Counterintuitive said...

Blogs aren't for diplomacy--don't worry. You probably know this, but I already know and profess just about every critique of religion you have raised. And religion certainly has been oppressive. But to see only that (and you almost grant me this point by excluding me and a few others) in religion is to miss the point. If all of religion were that bad then why do so many find peace, purpose, inspiration? Are all these religious people just stupid? I'm always leery (and I know from taking this position myself) of a position that excludes the masses. The political left, particularly the academic left, does this all the time; it's the old false consciousness move: "just don't know that you are being oppressed." That's insulting.

And, as I indicated earlier, I thougth of religion *because* of your post--you use (go back to your language) religious based language. Now, I understand that one can use a certain discourse for one's own purposes, that religion doesn't own the word faith, etc. Still the similarities in how we talk about God and art are many and diverse--I think this says that there are similarities in what both arenas seek. Both seek another world; both seek the sublime; both seek to overcome the base. Certainly religion *can* be didactic overly literal but not always and that's not, in my opinion, what keeps most people going to church. Certainly some, and they drive me nuts, but not most.
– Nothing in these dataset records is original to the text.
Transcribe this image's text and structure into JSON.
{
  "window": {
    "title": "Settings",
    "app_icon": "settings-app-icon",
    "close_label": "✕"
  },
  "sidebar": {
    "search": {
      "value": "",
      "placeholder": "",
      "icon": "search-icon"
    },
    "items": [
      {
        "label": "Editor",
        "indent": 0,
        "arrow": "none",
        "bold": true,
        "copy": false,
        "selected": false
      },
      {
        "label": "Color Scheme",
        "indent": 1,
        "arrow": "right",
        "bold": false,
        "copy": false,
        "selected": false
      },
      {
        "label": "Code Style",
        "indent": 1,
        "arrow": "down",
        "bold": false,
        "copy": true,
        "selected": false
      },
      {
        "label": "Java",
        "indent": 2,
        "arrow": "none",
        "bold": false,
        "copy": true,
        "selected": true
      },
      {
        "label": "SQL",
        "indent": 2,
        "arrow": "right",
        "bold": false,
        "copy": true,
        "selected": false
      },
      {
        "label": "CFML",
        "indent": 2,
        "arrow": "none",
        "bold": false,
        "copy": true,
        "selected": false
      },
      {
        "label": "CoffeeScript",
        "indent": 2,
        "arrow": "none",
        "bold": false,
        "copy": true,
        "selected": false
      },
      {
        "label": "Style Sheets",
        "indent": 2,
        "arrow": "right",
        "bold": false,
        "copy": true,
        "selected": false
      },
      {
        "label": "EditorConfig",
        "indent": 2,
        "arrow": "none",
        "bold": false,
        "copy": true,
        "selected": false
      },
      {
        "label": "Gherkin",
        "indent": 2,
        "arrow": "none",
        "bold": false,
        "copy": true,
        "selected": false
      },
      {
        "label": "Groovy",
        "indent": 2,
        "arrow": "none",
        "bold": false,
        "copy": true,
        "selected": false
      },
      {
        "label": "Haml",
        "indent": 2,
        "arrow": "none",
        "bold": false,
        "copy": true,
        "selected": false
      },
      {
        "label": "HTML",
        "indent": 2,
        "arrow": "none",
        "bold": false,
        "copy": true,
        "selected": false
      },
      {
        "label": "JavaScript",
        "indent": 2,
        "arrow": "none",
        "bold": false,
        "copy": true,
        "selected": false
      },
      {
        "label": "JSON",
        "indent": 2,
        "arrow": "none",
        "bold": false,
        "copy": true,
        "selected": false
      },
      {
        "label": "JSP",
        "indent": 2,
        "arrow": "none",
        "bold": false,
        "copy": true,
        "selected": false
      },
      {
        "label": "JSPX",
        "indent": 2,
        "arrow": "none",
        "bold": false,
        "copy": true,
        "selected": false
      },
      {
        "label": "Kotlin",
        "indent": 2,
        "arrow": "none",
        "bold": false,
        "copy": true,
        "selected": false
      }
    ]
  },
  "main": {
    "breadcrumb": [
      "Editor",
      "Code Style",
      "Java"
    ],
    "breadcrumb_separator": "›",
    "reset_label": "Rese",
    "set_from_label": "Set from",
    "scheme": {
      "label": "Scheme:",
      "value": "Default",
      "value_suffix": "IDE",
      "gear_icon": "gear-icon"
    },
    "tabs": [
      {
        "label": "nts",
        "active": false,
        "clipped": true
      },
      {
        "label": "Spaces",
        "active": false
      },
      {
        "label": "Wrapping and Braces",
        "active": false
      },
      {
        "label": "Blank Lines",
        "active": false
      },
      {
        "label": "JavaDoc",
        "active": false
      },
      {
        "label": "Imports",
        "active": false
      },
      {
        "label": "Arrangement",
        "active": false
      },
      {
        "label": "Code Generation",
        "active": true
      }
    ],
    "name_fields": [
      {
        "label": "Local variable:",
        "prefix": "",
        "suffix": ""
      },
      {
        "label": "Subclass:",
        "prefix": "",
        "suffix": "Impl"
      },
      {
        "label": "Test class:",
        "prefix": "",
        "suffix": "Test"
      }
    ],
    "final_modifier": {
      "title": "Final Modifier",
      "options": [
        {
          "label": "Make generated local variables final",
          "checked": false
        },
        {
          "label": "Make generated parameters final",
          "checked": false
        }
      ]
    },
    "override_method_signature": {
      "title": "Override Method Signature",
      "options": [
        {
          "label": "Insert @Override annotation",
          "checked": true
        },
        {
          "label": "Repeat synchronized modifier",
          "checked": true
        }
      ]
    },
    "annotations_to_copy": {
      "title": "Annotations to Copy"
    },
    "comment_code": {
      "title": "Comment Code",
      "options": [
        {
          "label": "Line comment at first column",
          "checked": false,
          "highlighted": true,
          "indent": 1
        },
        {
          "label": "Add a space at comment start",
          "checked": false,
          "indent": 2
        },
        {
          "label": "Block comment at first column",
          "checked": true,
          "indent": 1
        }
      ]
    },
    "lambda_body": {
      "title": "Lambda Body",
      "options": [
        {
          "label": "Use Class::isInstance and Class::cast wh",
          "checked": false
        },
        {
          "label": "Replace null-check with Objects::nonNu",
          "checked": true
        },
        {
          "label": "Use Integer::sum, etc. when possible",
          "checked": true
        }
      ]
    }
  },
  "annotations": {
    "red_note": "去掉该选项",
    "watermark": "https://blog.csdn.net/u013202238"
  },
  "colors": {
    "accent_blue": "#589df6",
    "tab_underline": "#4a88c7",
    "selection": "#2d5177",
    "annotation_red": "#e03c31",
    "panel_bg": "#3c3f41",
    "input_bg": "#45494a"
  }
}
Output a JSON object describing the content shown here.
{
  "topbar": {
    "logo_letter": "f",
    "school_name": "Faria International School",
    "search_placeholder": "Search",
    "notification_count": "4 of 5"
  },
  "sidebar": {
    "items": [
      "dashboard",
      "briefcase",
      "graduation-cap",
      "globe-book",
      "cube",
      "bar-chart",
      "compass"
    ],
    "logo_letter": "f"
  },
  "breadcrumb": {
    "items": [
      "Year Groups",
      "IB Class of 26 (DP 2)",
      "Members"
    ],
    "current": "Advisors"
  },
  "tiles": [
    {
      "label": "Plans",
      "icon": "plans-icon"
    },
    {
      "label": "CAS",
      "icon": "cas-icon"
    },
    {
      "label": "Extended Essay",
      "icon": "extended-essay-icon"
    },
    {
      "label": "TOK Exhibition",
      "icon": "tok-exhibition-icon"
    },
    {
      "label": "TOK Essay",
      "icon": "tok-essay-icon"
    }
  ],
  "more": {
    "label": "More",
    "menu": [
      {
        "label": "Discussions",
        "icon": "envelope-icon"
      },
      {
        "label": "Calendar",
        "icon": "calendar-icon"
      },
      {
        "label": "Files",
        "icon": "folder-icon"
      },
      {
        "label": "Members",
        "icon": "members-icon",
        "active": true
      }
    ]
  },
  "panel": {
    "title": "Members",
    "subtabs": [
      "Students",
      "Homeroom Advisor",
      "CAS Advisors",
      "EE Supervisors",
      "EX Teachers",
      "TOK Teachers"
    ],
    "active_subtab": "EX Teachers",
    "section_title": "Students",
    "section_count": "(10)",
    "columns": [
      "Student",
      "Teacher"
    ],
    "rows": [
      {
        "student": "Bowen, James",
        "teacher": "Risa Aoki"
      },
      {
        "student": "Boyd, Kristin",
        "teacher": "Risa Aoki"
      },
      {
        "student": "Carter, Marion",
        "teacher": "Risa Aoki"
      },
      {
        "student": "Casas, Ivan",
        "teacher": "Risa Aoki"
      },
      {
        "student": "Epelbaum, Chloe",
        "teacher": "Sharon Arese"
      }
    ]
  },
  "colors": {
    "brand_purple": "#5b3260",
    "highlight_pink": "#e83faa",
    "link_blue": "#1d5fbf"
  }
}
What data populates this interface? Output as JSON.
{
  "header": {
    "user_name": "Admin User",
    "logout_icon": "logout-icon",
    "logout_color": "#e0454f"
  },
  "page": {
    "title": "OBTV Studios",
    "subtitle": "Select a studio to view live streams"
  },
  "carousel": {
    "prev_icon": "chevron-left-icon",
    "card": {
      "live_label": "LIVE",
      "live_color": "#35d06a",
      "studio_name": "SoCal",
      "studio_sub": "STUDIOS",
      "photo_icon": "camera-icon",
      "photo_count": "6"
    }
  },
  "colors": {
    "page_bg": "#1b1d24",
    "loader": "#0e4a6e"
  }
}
To call all of Christianity oppressive is to vastly oversimplify and to undervalue how specific individuals work within institutional relgion, using it in ways unintended and in ways that reach the sublime.

shane said...

I doubt we’ll come to any agreement here, Ron, but I’d like to clarify a few things, then I’ll give you the last word. One, I didn’t say all Christians are oppressive, I said Christianity is, so I’m not sure how I’m granting you your point there. I’m sure there were non-oppressive Nazis, too. That doesn’t redeem Nazism. A lot of people found peace, purpose, and inspiration in the dogma of Hitler (even well-meaning and seemingly caring people like Ezra Pound), but they were still perpetuating an oppressive ideology. Two, people DON’T know that they’re being oppressed. There’s no question about that. That’s what the early feminist movement was all about—getting women to perceive that being dominated is not a natural state of affairs. It took a lot of “consciousness-raising” before people could see that. The masses used to believe that the earth was flat and that their livers created and transported blood throughout the body. Does that mean Galileo and William Harvey were elitist snobs because they took “a position that excludes the masses”? The majority of Americans also still believe Sadam Hussein had weapons of mass destruction. Am I a snob if I prefer to go by the facts? What about those who challenged the divine ordination of the nobility in the Middle Ages? It took a lot of “consciousness-raising” during the Renaissance for people to buy into that. Third, unlike Christianity, art does not have a central dogma or a central purpose. Again, it’s an aesthetic; it doesn’t “seek another world” or “to overcome the base” any more than a sunset does. I would contend that the best art does precisely the opposite; it verifies the beauty of the natural world and discounts transcendence entirely. Finally, you said I undervalue how “specific individuals work within institutional religion, using it in ways unintended and in ways that reach the sublime”. If, by sublime, you mean other-worldly—as in being disconnected to the real world—then you’re right, I do undervalue it. If you mean that I undervalue the contributions to humanity that have been made by Christ, Mother Teresa, Martin Luther King and other wise and giving Christians, then I think you’re wrong. But I value their actions, not their belief system or the institution they supported. I would say the same about my Christian friends—and cousins!

shane said...

Well said, Edjog. Institutionalized religion, like shopping, is a great way to homogenize experience. It’s very reductionist. John Krakaw, in his book "Under the Banner of Heaven", writes about the pattern of development that most religions follow: a charismatic leader speaks directly to God and inspires a following, then some of the followers start talking directly to God, and, inevitably, God starts to contradict himself—or, worse yet, He contradicts the leader! And you can’t have that, so you set up a dogma—the “official” word of God, usually something far more moderate than the original version—to avoid further conflict. You can’t maintain a proper hierarchy, after all, if everyone has direct access to the Supreme Power.
Capitalism works in the same way. It says that you can’t have direct access to Nature. Instead, you have to go through the proper channels—a middle man. You can’t live freely on the land or eat what the Market doesn’t produce—in other words, you can’t do anything unless you pay for it—unless you sell your experiences (and your uniqueness) to someone else and join the system. The message: don’t trust your original-sinning, innately greedy self—put your faith (and your money) in The Man.

shane said...

I was going to say "Amen to that," but....

Counterintuitive said...

I do not have the talent nor the time (if I had the talent) to refute all of these claims. And, in general I agree with most of the critiques each of you have made about religion. But I think these critiques can be made about any organization, any institution, any gathering of people. Of course you probably both agree with that. I'm thinking where we disagree is what to do with this knowledge, the knowledge that we live in a world where in order to create community we oversimplify and pretend we are more alike than we are.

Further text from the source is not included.